I have also never actually served on a jury because I am a journalist and editor. The last time I made it to a panel for jury duty it was for a high-profile fraud case for which I knew loads of off-the-record information that may or may not have come up in trial. Needless to say, I wasn't kept on.

My attitude toward jury nullification was on my mind as we were brought in before the judge, particularly since this was just after a Denver jury nullification activist was arrested for handing out pamphlets, which inspired a piece by Glenn Harlan Reynolds at USA Today the day before my jury service. What was I going to be in for when I said I couldn't agree to the very first question?

The judge, fortunately, was unfailingly polite to everybody. There were absolutely no angry lectures from him to anybody while I was there. Our defendant was a woman accused of attempted murder with a deadly weapon. So unless there was some sort of exaggeration of what counts as a deadly weapon I didn't see the likelihood of jury nullification becoming an issue. There weren't even any other charges being piled against the woman for refusing to accept a plea. Just this one. (Later the defense attorney would ask us if any of us had ever been stabbed.)

But the judge, when talking about the questionnaire at the start of the process, said he was going to assume that all of us actually agreed with the first question, and that we would be willing to convict somebody of a law regardless of whether we agreed with such a law. I certainly was not going to agree to that and wasn't about to lie that I would under oath.

He started by letting people who wanted to try their luck at begging to get out of jury duty for extreme hardships or just to reschedule for a better time.
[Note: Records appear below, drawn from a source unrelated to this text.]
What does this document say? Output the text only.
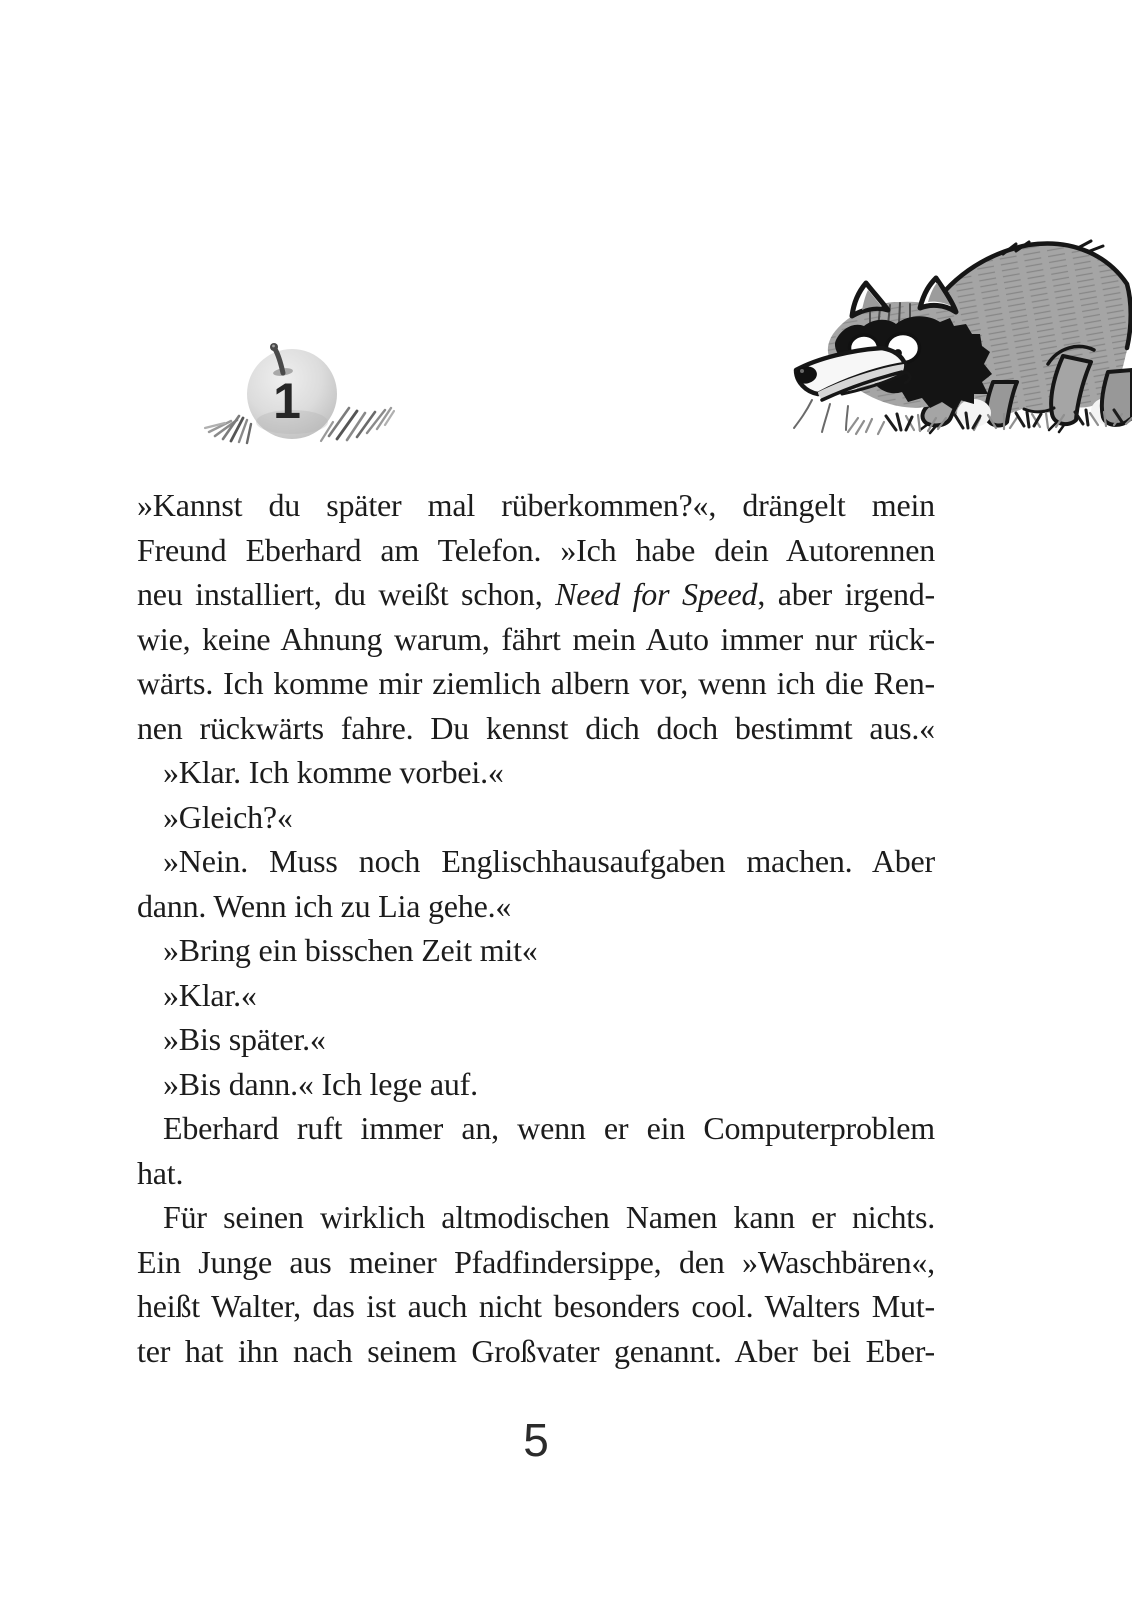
1
»Kannst du später mal rüberkommen?«, drängelt mein
Freund Eberhard am Telefon. »Ich habe dein Autorennen
neu installiert, du weißt schon, Need for Speed, aber irgend-
wie, keine Ahnung warum, fährt mein Auto immer nur rück-
wärts. Ich komme mir ziemlich albern vor, wenn ich die Ren-
nen rückwärts fahre. Du kennst dich doch bestimmt aus.«
»Klar. Ich komme vorbei.«
»Gleich?«
»Nein. Muss noch Englischhausaufgaben machen. Aber
dann. Wenn ich zu Lia gehe.«
»Bring ein bisschen Zeit mit«
»Klar.«
»Bis später.«
»Bis dann.« Ich lege auf.
Eberhard ruft immer an, wenn er ein Computerproblem
hat.
Für seinen wirklich altmodischen Namen kann er nichts.
Ein Junge aus meiner Pfadfindersippe, den »Waschbären«,
heißt Walter, das ist auch nicht besonders cool. Walters Mut-
ter hat ihn nach seinem Großvater genannt. Aber bei Eber-
5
Then he started going juror by juror getting some history from them (occupation, previous jury service, friends in law enforcement), then asking if they had any problems with any of the questions. People were allowed to talk to the judge and lawyers in a sidebar if there were problems that were particularly sensitive (like details of having previously been crime victims).
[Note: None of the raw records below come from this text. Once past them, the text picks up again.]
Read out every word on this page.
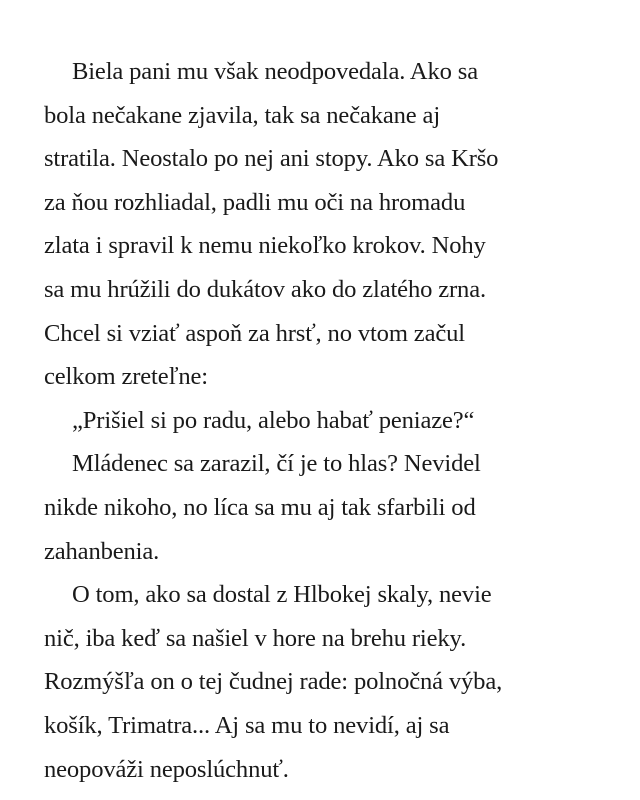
Biela pani mu však neodpovedala. Ako sa
bola nečakane zjavila, tak sa nečakane aj
stratila. Neostalo po nej ani stopy. Ako sa Kršo
za ňou rozhliadal, padli mu oči na hromadu
zlata i spravil k nemu niekoľko krokov. Nohy
sa mu hrúžili do dukátov ako do zlatého zrna.
Chcel si vziať aspoň za hrsť, no vtom začul
celkom zreteľne:
„Prišiel si po radu, alebo habať peniaze?“
Mládenec sa zarazil, čí je to hlas? Nevidel
nikde nikoho, no líca sa mu aj tak sfarbili od
zahanbenia.
O tom, ako sa dostal z Hlbokej skaly, nevie
nič, iba keď sa našiel v hore na brehu rieky.
Rozmýšľa on o tej čudnej rade: polnočná výba,
košík, Trimatra... Aj sa mu to nevidí, aj sa
neopováži neposlúchnuť.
When the judge got to me, I gave him my basics (including identifying myself as a journalist and editor) and that I hadn't been on a jury before. He then repeated his assumption that I agreed with the first question and asked if I had problems with any of the other questions.
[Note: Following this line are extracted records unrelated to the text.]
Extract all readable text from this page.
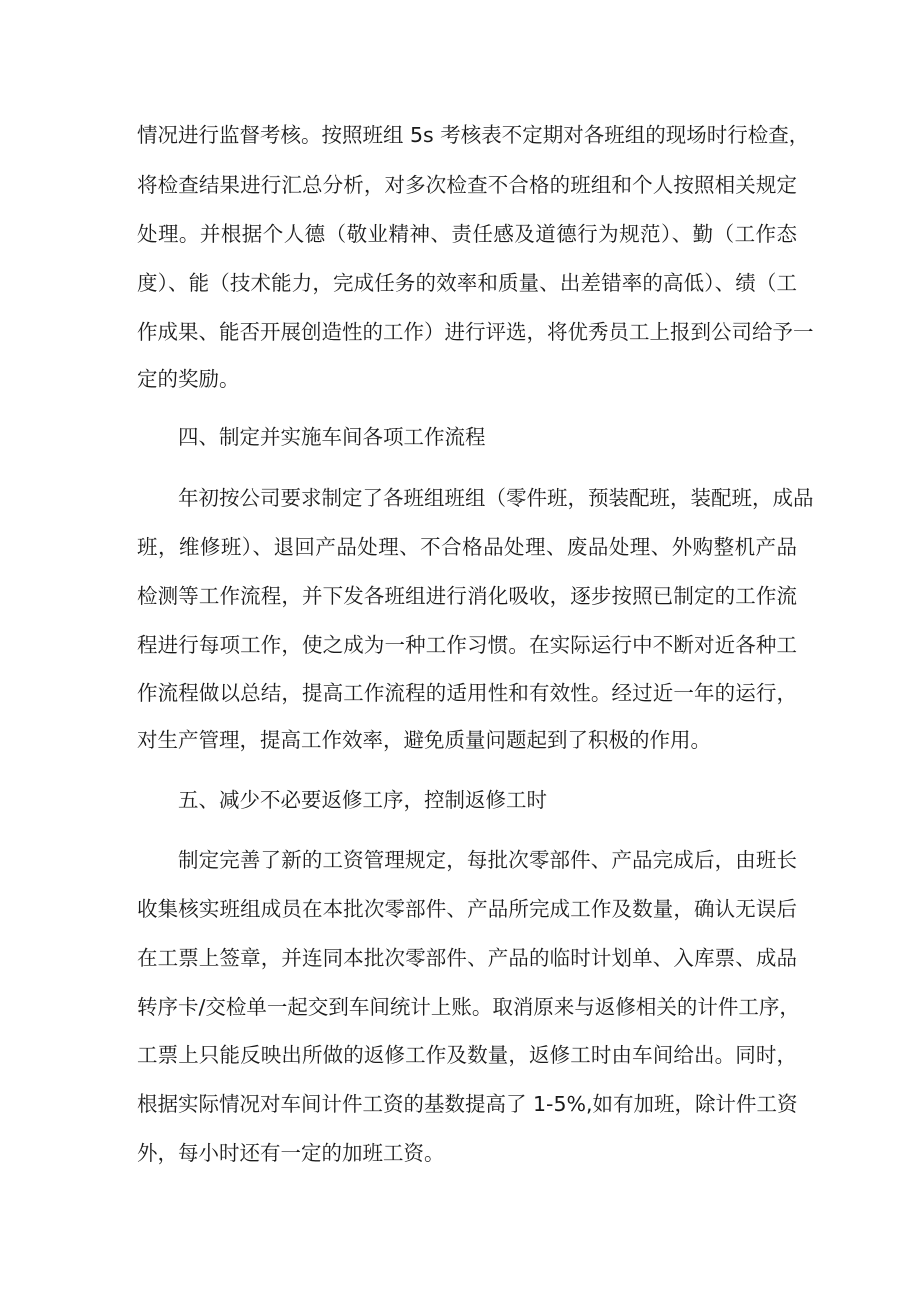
情况进行监督考核。按照班组 5s 考核表不定期对各班组的现场时行检查，
将检查结果进行汇总分析，对多次检查不合格的班组和个人按照相关规定
处理。并根据个人德（敬业精神、责任感及道德行为规范）、勤（工作态
度）、能（技术能力，完成任务的效率和质量、出差错率的高低）、绩（工
作成果、能否开展创造性的工作）进行评选，将优秀员工上报到公司给予一
定的奖励。
四、制定并实施车间各项工作流程
年初按公司要求制定了各班组班组（零件班，预装配班，装配班，成品
班，维修班）、退回产品处理、不合格品处理、废品处理、外购整机产品
检测等工作流程，并下发各班组进行消化吸收，逐步按照已制定的工作流
程进行每项工作，使之成为一种工作习惯。在实际运行中不断对近各种工
作流程做以总结，提高工作流程的适用性和有效性。经过近一年的运行，
对生产管理，提高工作效率，避免质量问题起到了积极的作用。
五、减少不必要返修工序，控制返修工时
制定完善了新的工资管理规定，每批次零部件、产品完成后，由班长
收集核实班组成员在本批次零部件、产品所完成工作及数量，确认无误后
在工票上签章，并连同本批次零部件、产品的临时计划单、入库票、成品
转序卡/交检单一起交到车间统计上账。取消原来与返修相关的计件工序，
工票上只能反映出所做的返修工作及数量，返修工时由车间给出。同时，
根据实际情况对车间计件工资的基数提高了 1-5%,如有加班，除计件工资
外，每小时还有一定的加班工资。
"Well, actually about that first question," I began, and then explained that I believed that jurors had the right to nullify laws that they thought were inappropriate. I then clarified that personally for me this mostly applied to cases where there were no actual "victims" connected to a criminal charge (drugs, vice, et cetera) and that I didn't think it would apply in this case.

The judge didn't seem upset about me bringing jury nullification into his court. He nodded his head and repeated what I said to make sure he understood me. I was not lectured for not agreeing to perform my judicial duty as the state sees fit. I was not immediately ejected. I started wondering if I was going to end up on jury duty anyway.

Then the prosecutor asked me what sort of journalism I did, and it was all over. I didn't even have to reveal my libertarian identity (assuming knowing about jury nullification didn't already do that) or my reporting on prosecutorial misconduct or overreach. All I really had to do is to say that I have written about criminal cases and court rulings in the past. I mentioned writing about California State Sen. Leland Yee's arrest and charges of corruption. She asked me if I would be willing to set aside what I had read about the law in other cases for this jury. I said I would, but she obviously must have thought I knew too much. When it came time for the prosecution and defense attorneys to challenge (and eject) jurors, I was the first one bounced out of there. And then I was done.

But she didn't ask me about jury nullification at all, so I was left wondering if I still could have gotten on that jury if I didn't have my experience writing about court cases to doom me. I'll probably never know, because I will probably never, ever get seated on a jury, not that this will stop them from making me drag myself down there every couple of years.